第27話 男。家族の再会。


 判決のあったあの日から3日後、俺は護送されて現在、海沿いの建物の中にいる。

 ここには人は誰もいなかった。

 全てアンドロイドで、武装しているのもいる。

 敷地内は出入り禁止の建物以外は自由に移動でき、牢屋に入る必要がなかった。

 ただ、敷地の境界線は高い壁になっており、自力では乗り越えられない。例え乗り越えても撃ち殺されるだろう。

 ここは海辺の要塞だと俺は確信した。

 ここに来てすぐに案内係りのアンドロイドが、明日の朝早く船が出航すると教えてくれた。

 それと今日の午後に、あと3人加わるとも教えてくれた。

 美貴と道夫、それと美貴のお母さんだ。

 間違いない。

 嬉しさもあったが、これから先の不安もあった。

 今まで想像で考えていた追放先が、ついに現実のものとなる。

 俺たちはそこに明日旅立つ。

 考えても仕方ないか。

 少なくとも人間が住んでいるのは確信があった。

 午後になり、俺はいつ家族が来るかと、首を長くして待っていると、俺がここに入って来た時に開いた正門が再び開いた。

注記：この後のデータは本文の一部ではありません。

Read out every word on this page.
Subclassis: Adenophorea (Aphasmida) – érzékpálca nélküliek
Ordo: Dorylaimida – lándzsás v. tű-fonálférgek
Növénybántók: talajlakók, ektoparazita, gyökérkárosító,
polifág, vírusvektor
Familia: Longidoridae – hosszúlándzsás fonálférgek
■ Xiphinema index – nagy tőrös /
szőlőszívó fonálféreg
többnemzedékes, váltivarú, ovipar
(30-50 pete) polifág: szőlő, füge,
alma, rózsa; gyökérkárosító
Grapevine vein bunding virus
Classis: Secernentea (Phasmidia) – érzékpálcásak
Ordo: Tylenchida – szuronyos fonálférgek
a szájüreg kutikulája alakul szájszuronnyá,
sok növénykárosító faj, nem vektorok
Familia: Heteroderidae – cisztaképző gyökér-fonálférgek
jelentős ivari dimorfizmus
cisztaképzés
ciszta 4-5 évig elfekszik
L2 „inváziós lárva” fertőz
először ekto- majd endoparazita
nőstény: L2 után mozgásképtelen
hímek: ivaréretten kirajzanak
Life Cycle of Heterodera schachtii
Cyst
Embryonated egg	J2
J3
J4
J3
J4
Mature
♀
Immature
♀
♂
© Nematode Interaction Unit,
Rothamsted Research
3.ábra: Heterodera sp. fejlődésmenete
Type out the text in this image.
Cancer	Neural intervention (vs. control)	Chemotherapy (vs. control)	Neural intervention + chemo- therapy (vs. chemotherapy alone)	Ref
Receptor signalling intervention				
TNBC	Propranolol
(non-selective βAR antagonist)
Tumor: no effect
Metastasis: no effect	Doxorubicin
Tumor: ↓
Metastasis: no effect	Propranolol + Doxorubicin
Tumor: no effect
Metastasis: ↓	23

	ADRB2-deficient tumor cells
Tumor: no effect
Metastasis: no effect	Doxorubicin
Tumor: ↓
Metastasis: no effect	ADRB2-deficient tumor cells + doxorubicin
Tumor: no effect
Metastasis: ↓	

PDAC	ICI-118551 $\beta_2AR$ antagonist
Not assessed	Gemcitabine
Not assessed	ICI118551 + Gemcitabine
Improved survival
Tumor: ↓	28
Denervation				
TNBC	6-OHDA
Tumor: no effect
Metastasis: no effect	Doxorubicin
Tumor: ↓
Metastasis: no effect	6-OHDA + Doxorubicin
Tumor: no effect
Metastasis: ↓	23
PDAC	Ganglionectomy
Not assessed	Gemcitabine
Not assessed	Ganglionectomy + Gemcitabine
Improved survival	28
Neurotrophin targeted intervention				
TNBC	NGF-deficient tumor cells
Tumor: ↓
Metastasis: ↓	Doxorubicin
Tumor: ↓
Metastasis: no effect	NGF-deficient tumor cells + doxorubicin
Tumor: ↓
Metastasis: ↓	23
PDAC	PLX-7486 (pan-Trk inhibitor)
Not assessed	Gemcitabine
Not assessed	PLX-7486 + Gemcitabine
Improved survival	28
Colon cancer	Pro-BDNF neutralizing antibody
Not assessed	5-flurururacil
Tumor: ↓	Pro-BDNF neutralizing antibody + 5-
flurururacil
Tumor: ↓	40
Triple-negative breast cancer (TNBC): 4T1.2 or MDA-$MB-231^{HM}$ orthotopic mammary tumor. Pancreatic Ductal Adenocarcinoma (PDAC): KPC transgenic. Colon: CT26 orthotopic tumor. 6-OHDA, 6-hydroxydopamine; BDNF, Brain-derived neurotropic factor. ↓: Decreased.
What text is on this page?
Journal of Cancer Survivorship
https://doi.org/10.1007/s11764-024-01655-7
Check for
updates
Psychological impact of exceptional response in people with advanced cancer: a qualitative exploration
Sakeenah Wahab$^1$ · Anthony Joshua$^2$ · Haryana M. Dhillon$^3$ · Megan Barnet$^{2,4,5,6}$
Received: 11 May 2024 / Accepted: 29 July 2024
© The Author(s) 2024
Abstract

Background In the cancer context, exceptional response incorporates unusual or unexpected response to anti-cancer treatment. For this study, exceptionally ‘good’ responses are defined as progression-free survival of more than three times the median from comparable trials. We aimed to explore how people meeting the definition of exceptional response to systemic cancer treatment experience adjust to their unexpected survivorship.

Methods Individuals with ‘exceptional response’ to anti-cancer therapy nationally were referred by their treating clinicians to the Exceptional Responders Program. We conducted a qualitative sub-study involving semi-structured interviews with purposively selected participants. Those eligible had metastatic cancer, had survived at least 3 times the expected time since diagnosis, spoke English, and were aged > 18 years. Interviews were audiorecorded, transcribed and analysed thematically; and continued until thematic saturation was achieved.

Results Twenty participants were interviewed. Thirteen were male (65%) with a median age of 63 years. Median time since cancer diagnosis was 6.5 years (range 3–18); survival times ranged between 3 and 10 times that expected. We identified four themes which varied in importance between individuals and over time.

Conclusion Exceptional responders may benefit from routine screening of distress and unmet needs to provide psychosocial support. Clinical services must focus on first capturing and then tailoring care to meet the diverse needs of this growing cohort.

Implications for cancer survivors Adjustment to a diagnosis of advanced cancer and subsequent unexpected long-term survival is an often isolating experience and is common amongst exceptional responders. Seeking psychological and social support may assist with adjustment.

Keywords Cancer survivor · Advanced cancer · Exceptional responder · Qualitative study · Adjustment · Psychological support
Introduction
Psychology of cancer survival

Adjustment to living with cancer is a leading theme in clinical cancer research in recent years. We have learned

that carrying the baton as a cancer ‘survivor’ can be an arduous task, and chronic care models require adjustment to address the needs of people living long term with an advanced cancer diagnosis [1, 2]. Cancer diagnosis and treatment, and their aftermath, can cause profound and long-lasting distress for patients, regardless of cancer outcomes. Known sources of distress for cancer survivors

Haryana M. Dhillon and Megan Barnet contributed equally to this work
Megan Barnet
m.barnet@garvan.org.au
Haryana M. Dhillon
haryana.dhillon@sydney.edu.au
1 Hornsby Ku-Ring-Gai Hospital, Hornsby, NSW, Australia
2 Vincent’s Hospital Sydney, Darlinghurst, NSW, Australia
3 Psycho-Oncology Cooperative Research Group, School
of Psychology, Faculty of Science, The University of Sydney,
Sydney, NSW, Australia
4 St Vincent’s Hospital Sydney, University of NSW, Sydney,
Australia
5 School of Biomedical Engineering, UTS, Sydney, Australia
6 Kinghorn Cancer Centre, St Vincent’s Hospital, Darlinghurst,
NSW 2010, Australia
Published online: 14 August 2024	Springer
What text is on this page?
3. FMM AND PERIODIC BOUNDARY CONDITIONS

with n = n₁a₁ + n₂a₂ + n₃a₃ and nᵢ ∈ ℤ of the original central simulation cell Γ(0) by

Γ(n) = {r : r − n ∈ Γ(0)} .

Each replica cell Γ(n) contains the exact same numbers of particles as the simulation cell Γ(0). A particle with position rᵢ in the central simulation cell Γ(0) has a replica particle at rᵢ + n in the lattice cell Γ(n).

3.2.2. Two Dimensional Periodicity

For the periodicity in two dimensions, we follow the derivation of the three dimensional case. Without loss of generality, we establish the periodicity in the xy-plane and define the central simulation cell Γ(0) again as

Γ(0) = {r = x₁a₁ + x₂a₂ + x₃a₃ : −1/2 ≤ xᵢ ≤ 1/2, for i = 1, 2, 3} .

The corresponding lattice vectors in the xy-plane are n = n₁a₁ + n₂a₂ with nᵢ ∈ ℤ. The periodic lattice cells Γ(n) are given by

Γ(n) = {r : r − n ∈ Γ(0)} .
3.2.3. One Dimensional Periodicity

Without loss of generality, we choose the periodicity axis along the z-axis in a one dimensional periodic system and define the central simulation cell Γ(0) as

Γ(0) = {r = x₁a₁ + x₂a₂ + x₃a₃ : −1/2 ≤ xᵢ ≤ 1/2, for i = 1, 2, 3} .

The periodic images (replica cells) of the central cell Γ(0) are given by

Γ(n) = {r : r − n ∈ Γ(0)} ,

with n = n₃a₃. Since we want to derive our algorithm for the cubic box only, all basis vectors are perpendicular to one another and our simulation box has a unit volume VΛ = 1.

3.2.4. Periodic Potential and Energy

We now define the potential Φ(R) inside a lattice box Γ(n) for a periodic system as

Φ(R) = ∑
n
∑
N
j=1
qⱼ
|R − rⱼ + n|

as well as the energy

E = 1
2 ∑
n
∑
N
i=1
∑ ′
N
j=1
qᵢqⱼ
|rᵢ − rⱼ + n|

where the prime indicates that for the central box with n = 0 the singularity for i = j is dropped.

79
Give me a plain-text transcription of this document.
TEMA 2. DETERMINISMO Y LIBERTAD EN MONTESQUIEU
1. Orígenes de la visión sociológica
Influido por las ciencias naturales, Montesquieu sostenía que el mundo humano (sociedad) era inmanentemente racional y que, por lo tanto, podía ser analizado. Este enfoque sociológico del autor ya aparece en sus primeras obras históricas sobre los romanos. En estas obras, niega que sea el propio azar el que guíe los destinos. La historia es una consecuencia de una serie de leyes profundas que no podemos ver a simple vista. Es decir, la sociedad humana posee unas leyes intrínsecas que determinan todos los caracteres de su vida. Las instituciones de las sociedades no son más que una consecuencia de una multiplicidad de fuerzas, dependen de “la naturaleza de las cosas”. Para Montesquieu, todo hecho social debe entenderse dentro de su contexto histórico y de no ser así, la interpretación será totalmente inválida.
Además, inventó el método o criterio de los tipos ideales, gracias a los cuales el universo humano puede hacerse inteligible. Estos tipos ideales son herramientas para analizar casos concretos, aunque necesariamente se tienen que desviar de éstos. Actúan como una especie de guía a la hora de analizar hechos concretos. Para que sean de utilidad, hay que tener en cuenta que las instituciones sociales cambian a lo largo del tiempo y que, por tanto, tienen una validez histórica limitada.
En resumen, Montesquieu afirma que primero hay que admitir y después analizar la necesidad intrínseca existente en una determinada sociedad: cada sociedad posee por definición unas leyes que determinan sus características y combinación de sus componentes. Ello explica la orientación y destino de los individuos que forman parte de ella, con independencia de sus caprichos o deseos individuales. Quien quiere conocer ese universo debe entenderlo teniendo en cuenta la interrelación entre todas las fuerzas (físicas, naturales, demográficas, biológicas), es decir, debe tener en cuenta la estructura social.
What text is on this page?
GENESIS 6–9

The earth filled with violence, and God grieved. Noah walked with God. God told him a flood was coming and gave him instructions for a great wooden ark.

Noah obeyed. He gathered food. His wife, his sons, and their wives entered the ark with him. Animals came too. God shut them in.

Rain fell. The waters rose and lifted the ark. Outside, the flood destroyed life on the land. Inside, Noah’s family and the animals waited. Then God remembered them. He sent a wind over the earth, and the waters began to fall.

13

 向こうから俺が乗って来た時と同じタイプの車がやって来きて止まった。

 降りてきたのは美貴と道夫、そして美貴のお母さんらしき人だった。

 俺はもちろん3人に駆け寄った。

 道夫は美貴に抱かれていて,俺は2人同時に抱きしめた。

 美貴の顔を見ると涙が止まることなく流れていた。勿論俺も涙を止めることができなかった。


「パーパ、パーパ」


 突然道夫がパーパと言った。

 おれは嬉しくなって、道夫だけを抱いた。

 そして道夫を両手で持ち上げ。


「高い高い、高い高い」


 何度も、何度も、高い高いをした。

 その都度道夫が満面の笑みで喜んでいる。

 しばらくして道夫を抱きながら、美貴のお母さんの方を振り向いた。

 美貴がすぐに彼女の紹介をしてくれた。


「母です。

 母さん、こちらが私の旦那様の智です」

「初めまして。美貴が色々とお世話になっています」

「初めまして。智です。いえ、こちらこそおせ」


 挨拶をしている最中に、午前中に俺に説明してくれたアンドロイドが近寄り、俺に説明したと同じ内容を美貴たちに説明した。

 一言一句同じセリフだったので、少し笑った。


「そういう訳で、出航は明日の朝だ。

 ここではなんだから、食堂に行かないか。

 食事は多分まだだろ」

「ええ、智。お腹がペッコペコ。

 お母さんは?。

「私もだね。

 長旅で、お水しかもらえなかったから」

「そう言うことなら行きますかね。

 あ、そうだ。ここのランチはまずいけど」


 俺が言おうとすると、美貴が手で止めた。

 そして。


「フライドチキンは美味しい。でしょう?」


 2人は声をあげて笑った。

 2人同時に笑ったのは久しぶりで、とても嬉しかった。


「正解。さすがだな」

「いえいえ、あなたには負けますわ。

 裁判での発言を読ましてもらったのよ」

「えー、あの時の。

 あの時は真剣だったからな。ない知恵絞って言ったんだぜ、それに」

「ほらほら2人とも。早く食堂に行ってフライドチキンを注文しましょう。

 私はお腹が空いて倒れそうだよ」


 今度は3人が笑った。

 美貴の母さんとは意見が合いそうだ。

 みんなで食堂に場所を移した。


 食堂に着くと係りの人以外誰もいなかった。俺が昼ごはんを食べた時は大勢いた。


 ちょうどよかった。

 家族が久しぶりに再会する場面で、大勢の人がいると雰囲気に合わない。

 係りの人に注文をした。

 もちろん、フライドチキンも入っている。俺はコーヒだけ頼んだ。テーブルに着くと道夫を下におろした。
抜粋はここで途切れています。